The oil-for-food program, which ran from 1996 to 2003, was created to permit the former Iraqi government under Saddam Hussein to sell limited amounts of oil in exchange for humanitarian goods as an exemption from sanctions in place since the Gulf War ended in 1991.

The hearings also will examine questions of whether profiteering at the oil-for-food program influenced members of the U.N. Security Council _ including France, Russia and China _ on votes concerning Iraq, Shays' office said.

"As the program developed, it became increasingly apparent the French, Russian, and Chinese had much to gain from maintaining the status quo," the committee staff said in a briefing memo on the hearing released Friday. "Their businesses made billions of dollars through their involvement with the Hussein regime and the OFFP," referring to the oil-for-food program.

Shays said the program should have received closer oversight so it would have been "a successful humanitarian program and not a multibillion-dollar sanctions-busting scheme."

"There has to be a full accounting of all oil-for-food transactions, even if that unaccustomed degree of transparency embarrasses some members of the Security Council," he said.

A U.N. spokesman declined to respond to calls for broader reform of internal U.N. policies and referred questions about oil-for-food-related documents to Volcker's staff.

"There is an independent inquiry chaired by Paul Volcker and we believe they are the ones who should receive all of the relevant information," spokesman Farhan Haq said. "It is up to Mr. Volcker and his inquiry to decide how the information should be disseminated."

A message left with the independent inquiry's staff was not returned.

U.N. Secretary-General Kofi Annan appointed Volcker in April to head a three-member panel looking into allegations of corruption at the world body. Volcker said in August that his investigation would maintain exclusive access over U.N. documents for now.

Congressional investigators have expressed particular interest in 55 internal audit reports produced by the Office of Internal Oversight Services, the U.N. watchdog agency responsible for monitoring the oil-for-food program.

Rep. Henry Hyde, R-Ill., who chairs one of the other investigating panels at the House International Relations Committee, wrote to Annan in May asking for the reports but was rebuffed. He also met with Volcker in June and reiterated the request.

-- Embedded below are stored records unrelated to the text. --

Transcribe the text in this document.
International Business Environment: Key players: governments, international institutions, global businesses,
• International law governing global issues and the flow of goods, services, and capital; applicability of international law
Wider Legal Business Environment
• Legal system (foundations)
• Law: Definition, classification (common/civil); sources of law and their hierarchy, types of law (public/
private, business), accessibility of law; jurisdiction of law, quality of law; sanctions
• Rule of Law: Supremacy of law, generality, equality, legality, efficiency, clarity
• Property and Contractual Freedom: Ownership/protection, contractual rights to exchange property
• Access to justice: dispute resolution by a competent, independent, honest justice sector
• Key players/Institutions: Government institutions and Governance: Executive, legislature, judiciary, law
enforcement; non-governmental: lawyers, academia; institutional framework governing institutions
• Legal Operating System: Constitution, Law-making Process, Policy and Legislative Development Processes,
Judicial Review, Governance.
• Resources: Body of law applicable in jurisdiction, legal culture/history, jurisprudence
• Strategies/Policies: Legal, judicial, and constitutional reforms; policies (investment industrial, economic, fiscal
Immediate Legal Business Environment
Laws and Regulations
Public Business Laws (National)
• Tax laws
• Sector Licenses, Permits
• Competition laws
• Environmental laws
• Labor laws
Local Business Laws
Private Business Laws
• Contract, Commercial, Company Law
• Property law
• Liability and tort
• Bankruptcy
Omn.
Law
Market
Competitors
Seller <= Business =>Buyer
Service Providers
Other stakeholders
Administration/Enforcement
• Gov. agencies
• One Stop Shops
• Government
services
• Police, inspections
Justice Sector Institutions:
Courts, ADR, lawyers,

After Annan began his first term in 1997, he put through a series of reforms partially in response to demands from Congress, which had been withholding U.S. funding to the United Nations. Prior to that, the Office of Internal Oversight Services was created in 1994.

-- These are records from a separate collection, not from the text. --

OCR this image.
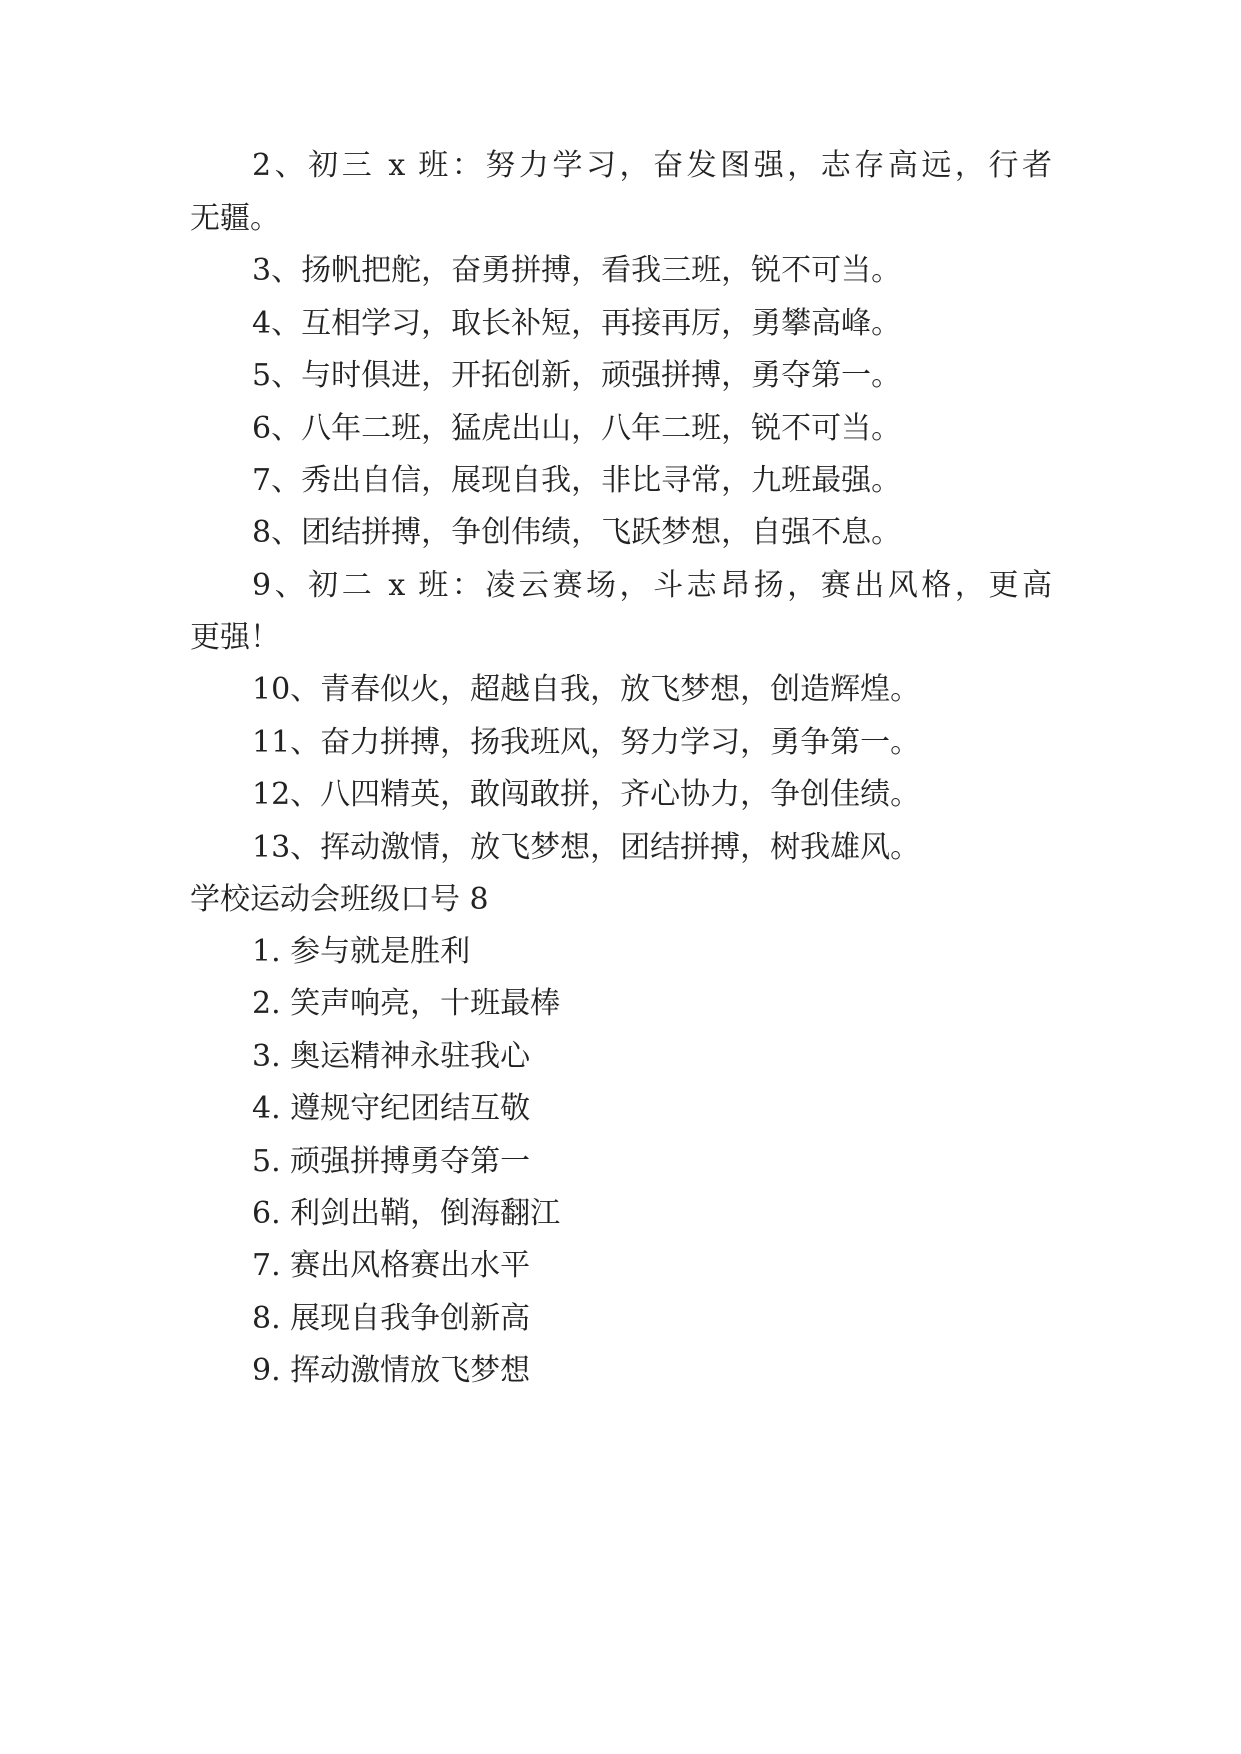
2、初三 x 班：努力学习，奋发图强，志存高远，行者
无疆。
3、扬帆把舵，奋勇拼搏，看我三班，锐不可当。
4、互相学习，取长补短，再接再厉，勇攀高峰。
5、与时俱进，开拓创新，顽强拼搏，勇夺第一。
6、八年二班，猛虎出山，八年二班，锐不可当。
7、秀出自信，展现自我，非比寻常，九班最强。
8、团结拼搏，争创伟绩，飞跃梦想，自强不息。
9、初二 x 班：凌云赛场，斗志昂扬，赛出风格，更高
更强！
10、青春似火，超越自我，放飞梦想，创造辉煌。
11、奋力拼搏，扬我班风，努力学习，勇争第一。
12、八四精英，敢闯敢拼，齐心协力，争创佳绩。
13、挥动激情，放飞梦想，团结拼搏，树我雄风。
学校运动会班级口号 8
1. 参与就是胜利
2. 笑声响亮，十班最棒
3. 奥运精神永驻我心
4. 遵规守纪团结互敬
5. 顽强拼搏勇夺第一
6. 利剑出鞘，倒海翻江
7. 赛出风格赛出水平
8. 展现自我争创新高
9. 挥动激情放飞梦想
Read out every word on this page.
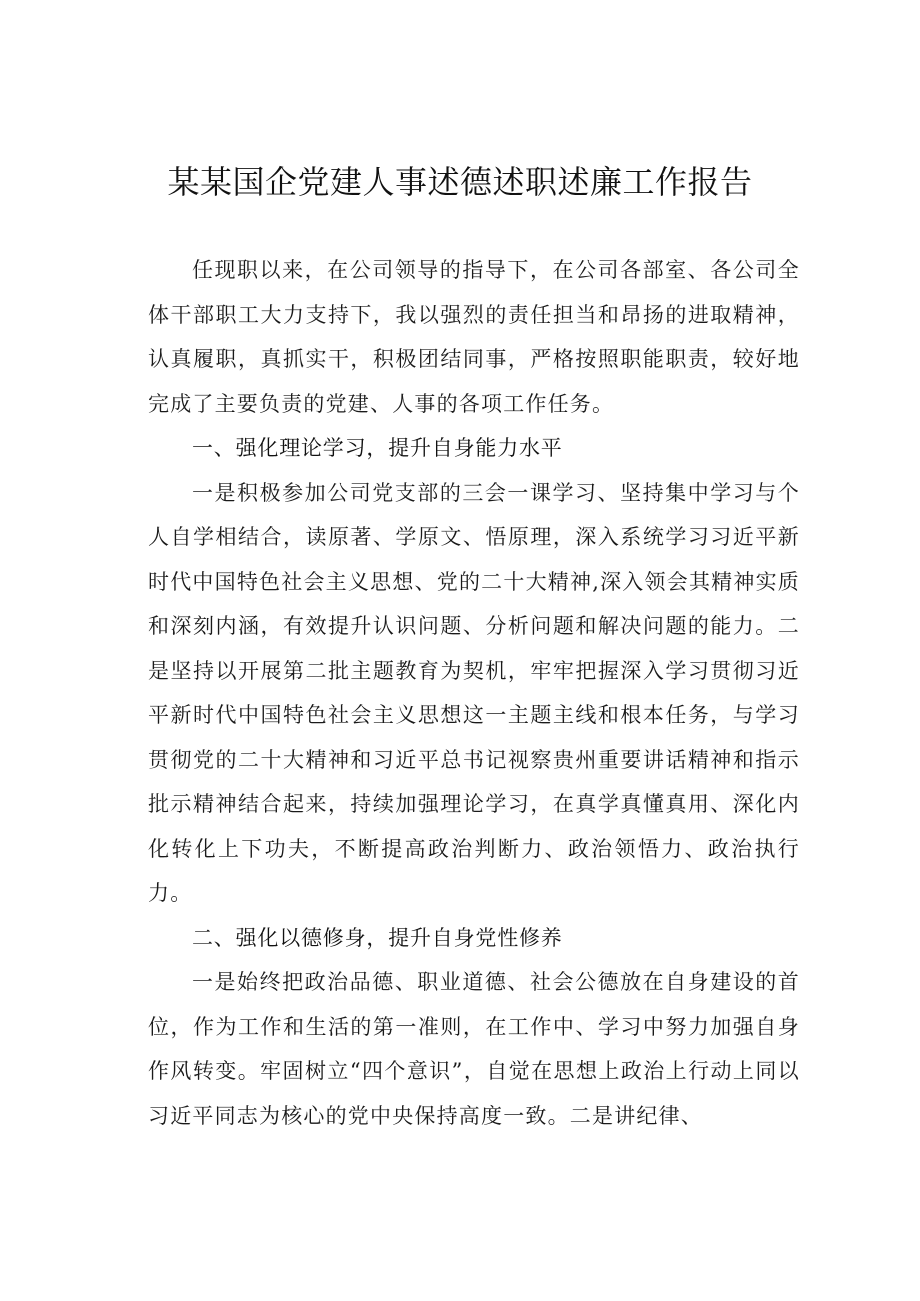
某某国企党建人事述德述职述廉工作报告

任现职以来，在公司领导的指导下，在公司各部室、各公司全体干部职工大力支持下，我以强烈的责任担当和昂扬的进取精神，认真履职，真抓实干，积极团结同事，严格按照职能职责，较好地完成了主要负责的党建、人事的各项工作任务。

一、强化理论学习，提升自身能力水平

一是积极参加公司党支部的三会一课学习、坚持集中学习与个人自学相结合，读原著、学原文、悟原理，深入系统学习习近平新时代中国特色社会主义思想、党的二十大精神,深入领会其精神实质和深刻内涵，有效提升认识问题、分析问题和解决问题的能力。二是坚持以开展第二批主题教育为契机，牢牢把握深入学习贯彻习近平新时代中国特色社会主义思想这一主题主线和根本任务，与学习贯彻党的二十大精神和习近平总书记视察贵州重要讲话精神和指示批示精神结合起来，持续加强理论学习，在真学真懂真用、深化内化转化上下功夫，不断提高政治判断力、政治领悟力、政治执行力。

二、强化以德修身，提升自身党性修养

一是始终把政治品德、职业道德、社会公德放在自身建设的首位，作为工作和生活的第一准则，在工作中、学习中努力加强自身作风转变。牢固树立“四个意识”，自觉在思想上政治上行动上同以习近平同志为核心的党中央保持高度一致。二是讲纪律、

Now, lawmakers say they ought to have greater access to U.N. internal reports.

"The U.N. has become a Bermuda Triangle for the truth about corruption allegations surrounding the oil-for-food program," Hyde told AP in a statement. "The failure to publicly release audit reports _ even to member nations _ reveals an absence of the most elementary principle of accountability so essential in a functioning democracy."

A spokesman for Annan said the U.N. chief had repeatedly called for transparency.

"Transparency is the only way to deal with such allegations, and by far the best way to prevent corruption from happening in the first place," Annan said in April.

An April report by the General Accounting Office, now called the Government Accountability Office, estimated that the Iraqi government skimmed $4.4 billion through oil-for-food program kickbacks and another $5.7 billion through oil smuggling.

Investigators are probing allegations that several hundred companies and individuals from more than 50 countries may have profited through illicit oil-for-food deals, including prominent politicians from France, Russia, Britain, Indonesia and Gulf states and the program's executive director, Benon Sevan, who has denied wrongdoing.

Critics also have alleged that the Iraqi government, which had the authority under the program to approve deals to sell oil and to import humanitarian goods with the proceeds, manipulated prices to afford kickbacks from those awarded contracts.